Sie fingen tatsächlich sofort an, denn diese drei Damen kannten keinen
Tagesrhythmus wie wir ihn pflegen. Also, ein Ausruf: „Aber erst nach
dem Mittagsschlaf, Süße“, oder so ähnlich, war hier nicht denkbar.
Sie stellten sich in Höhe des Ortes Köln-Fühlingen auf, der, wie
Ortskundige wissen, zu Köln gehört und an der Bundesstraße 9 liegt.

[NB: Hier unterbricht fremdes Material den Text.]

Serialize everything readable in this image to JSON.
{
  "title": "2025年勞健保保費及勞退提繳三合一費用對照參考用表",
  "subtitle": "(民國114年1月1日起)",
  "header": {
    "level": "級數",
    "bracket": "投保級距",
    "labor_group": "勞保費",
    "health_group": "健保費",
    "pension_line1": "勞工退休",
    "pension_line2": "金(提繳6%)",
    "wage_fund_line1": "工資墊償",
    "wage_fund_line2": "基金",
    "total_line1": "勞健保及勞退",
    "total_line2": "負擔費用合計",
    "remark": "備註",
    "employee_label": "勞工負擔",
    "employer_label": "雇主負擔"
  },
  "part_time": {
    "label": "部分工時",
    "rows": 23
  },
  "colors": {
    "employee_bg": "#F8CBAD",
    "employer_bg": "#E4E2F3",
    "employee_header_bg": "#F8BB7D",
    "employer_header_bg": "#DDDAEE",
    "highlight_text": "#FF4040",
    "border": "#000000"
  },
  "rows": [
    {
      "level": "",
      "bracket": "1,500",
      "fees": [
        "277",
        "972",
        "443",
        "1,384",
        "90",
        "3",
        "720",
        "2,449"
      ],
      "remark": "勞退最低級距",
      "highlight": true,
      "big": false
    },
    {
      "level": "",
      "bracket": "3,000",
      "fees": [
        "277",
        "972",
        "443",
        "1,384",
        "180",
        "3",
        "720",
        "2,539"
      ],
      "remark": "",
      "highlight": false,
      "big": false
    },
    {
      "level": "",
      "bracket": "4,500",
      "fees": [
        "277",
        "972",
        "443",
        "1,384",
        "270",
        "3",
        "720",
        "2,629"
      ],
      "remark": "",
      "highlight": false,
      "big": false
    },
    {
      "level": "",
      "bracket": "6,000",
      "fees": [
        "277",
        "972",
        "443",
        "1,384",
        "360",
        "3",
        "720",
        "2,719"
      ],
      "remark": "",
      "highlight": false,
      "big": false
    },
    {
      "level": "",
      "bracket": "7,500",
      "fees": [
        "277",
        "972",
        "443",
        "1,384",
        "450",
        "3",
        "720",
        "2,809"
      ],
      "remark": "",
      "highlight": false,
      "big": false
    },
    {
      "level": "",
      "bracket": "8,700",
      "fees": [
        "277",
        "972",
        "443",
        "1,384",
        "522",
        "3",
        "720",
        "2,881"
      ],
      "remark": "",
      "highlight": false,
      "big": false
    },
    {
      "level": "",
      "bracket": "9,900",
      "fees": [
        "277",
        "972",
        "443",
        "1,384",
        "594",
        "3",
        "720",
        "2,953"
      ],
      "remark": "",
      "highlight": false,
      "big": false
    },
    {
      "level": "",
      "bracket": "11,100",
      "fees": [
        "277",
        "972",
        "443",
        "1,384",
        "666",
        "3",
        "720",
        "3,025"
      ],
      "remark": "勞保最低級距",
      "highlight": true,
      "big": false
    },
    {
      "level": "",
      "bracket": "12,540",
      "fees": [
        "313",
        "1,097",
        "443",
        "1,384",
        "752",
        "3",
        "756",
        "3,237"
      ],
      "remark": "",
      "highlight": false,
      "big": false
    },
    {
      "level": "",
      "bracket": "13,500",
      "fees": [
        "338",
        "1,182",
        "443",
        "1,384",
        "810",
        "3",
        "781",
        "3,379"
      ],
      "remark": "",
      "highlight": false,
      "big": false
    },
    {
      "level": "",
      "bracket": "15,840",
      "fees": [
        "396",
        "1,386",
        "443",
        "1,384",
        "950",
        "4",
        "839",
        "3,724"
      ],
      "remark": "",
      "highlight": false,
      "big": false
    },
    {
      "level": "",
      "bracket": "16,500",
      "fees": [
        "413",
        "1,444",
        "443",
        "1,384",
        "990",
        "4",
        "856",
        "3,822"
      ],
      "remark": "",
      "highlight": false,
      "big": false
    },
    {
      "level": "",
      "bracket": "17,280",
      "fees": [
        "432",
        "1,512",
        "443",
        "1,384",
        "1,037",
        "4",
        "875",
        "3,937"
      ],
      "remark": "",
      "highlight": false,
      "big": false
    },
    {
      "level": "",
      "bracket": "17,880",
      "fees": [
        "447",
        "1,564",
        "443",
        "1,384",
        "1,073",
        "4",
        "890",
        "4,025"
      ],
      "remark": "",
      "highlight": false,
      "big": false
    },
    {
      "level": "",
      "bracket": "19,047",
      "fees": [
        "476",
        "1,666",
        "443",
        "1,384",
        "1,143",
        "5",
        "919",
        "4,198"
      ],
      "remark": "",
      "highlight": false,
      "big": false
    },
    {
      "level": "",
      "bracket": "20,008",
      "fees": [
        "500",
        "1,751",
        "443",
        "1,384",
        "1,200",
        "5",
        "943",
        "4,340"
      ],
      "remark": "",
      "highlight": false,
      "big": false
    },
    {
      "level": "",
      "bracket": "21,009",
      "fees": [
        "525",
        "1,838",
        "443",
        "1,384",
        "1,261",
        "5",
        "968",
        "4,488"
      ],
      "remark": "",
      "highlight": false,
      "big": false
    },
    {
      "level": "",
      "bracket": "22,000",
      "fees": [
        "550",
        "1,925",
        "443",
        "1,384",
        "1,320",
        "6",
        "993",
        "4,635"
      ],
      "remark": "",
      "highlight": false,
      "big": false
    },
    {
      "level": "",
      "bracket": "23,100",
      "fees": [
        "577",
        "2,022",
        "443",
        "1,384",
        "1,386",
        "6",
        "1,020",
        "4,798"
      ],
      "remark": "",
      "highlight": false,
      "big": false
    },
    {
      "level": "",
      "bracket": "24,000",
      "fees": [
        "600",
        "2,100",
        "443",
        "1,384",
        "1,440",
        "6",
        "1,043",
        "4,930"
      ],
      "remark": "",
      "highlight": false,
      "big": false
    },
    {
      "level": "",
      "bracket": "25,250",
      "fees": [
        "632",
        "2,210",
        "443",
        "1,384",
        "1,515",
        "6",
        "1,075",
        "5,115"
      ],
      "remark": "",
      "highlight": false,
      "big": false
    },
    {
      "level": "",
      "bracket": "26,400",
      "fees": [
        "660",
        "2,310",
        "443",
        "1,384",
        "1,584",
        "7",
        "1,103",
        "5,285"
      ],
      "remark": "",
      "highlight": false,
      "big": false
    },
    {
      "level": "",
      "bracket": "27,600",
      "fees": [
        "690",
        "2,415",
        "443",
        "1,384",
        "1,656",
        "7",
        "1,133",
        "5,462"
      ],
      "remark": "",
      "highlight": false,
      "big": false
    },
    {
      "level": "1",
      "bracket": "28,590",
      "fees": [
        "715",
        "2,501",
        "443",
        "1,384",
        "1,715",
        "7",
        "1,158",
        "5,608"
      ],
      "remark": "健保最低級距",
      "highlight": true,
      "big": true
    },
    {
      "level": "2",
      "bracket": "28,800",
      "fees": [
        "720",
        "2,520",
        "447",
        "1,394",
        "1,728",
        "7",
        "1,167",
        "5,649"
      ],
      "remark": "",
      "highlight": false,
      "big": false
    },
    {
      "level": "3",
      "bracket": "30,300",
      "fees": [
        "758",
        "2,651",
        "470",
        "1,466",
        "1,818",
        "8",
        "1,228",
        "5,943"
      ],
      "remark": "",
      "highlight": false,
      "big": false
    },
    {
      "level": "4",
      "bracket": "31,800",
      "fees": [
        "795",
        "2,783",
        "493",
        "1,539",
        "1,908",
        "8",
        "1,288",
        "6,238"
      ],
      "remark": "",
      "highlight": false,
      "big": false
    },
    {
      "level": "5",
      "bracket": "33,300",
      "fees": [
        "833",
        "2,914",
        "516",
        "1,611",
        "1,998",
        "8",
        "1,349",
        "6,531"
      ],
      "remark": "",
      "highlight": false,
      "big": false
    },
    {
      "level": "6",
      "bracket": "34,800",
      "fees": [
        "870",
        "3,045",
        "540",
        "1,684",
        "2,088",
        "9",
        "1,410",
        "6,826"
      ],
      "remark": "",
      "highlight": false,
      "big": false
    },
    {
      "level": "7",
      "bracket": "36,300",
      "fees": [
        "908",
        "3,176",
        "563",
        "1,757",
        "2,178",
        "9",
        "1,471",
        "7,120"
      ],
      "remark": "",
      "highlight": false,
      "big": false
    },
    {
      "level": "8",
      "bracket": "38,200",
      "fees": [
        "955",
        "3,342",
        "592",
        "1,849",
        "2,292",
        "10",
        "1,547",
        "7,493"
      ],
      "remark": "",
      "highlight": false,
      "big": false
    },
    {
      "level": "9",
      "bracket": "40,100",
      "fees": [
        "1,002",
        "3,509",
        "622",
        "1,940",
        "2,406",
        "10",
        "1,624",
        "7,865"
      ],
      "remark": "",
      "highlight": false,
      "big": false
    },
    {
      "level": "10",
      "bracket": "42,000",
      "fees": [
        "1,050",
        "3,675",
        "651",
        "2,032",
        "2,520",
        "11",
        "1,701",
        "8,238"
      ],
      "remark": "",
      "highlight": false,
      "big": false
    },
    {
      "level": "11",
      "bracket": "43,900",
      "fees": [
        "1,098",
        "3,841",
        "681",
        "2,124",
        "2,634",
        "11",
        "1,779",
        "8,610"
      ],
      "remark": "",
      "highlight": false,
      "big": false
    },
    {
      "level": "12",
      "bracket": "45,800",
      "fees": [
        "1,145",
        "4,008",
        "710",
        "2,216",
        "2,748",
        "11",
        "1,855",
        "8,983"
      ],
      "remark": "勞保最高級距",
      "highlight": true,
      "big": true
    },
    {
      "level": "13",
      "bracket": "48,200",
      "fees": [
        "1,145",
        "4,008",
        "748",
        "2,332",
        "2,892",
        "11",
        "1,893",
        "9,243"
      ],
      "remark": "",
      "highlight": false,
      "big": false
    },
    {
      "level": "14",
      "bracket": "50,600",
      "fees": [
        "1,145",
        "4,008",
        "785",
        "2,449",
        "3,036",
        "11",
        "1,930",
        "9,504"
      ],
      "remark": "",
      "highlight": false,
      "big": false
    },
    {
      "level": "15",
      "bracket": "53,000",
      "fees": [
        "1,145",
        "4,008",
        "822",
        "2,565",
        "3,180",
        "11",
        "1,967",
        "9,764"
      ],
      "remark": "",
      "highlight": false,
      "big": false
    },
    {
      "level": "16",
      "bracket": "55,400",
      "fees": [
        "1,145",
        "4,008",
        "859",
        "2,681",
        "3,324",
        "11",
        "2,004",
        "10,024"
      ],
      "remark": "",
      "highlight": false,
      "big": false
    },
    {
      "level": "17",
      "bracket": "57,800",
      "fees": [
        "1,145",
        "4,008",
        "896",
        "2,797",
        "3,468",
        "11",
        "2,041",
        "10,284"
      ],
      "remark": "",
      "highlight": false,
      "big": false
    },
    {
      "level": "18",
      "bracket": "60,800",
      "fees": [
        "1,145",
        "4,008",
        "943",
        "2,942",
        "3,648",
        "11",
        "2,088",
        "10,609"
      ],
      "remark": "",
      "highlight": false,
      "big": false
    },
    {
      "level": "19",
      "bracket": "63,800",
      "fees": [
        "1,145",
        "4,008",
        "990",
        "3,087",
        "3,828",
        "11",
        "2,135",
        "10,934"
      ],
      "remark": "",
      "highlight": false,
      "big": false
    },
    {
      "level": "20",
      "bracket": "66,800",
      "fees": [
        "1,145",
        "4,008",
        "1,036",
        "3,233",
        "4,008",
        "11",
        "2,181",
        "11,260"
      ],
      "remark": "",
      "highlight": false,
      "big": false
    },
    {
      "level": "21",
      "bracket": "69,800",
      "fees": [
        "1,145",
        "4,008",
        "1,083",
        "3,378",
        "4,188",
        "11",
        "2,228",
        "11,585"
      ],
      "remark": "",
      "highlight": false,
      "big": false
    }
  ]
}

Dass sie diese Stelle erwählten, das aber war reiner Zufall. Es hätte,
sagen wir mal, zum Beispiel auch die B 1
bei Düsseldorf sein können, oder eine dieser herrlichen Alleen in
Brandenburg. Allerdings: Wie diese Geschichte im versnobten Düsseldorf
oder im nüchternen Brandenburg ausgegangen wäre, das ist nicht leicht
zu erraten.
Da standen sie also – unsichtbar – und warteten. Sie mussten allerdings
nicht lange warten, denn, wie die geplagten Benutzer dieser Strecke
wissen, ist das eine verdammt stark befahrene Straße.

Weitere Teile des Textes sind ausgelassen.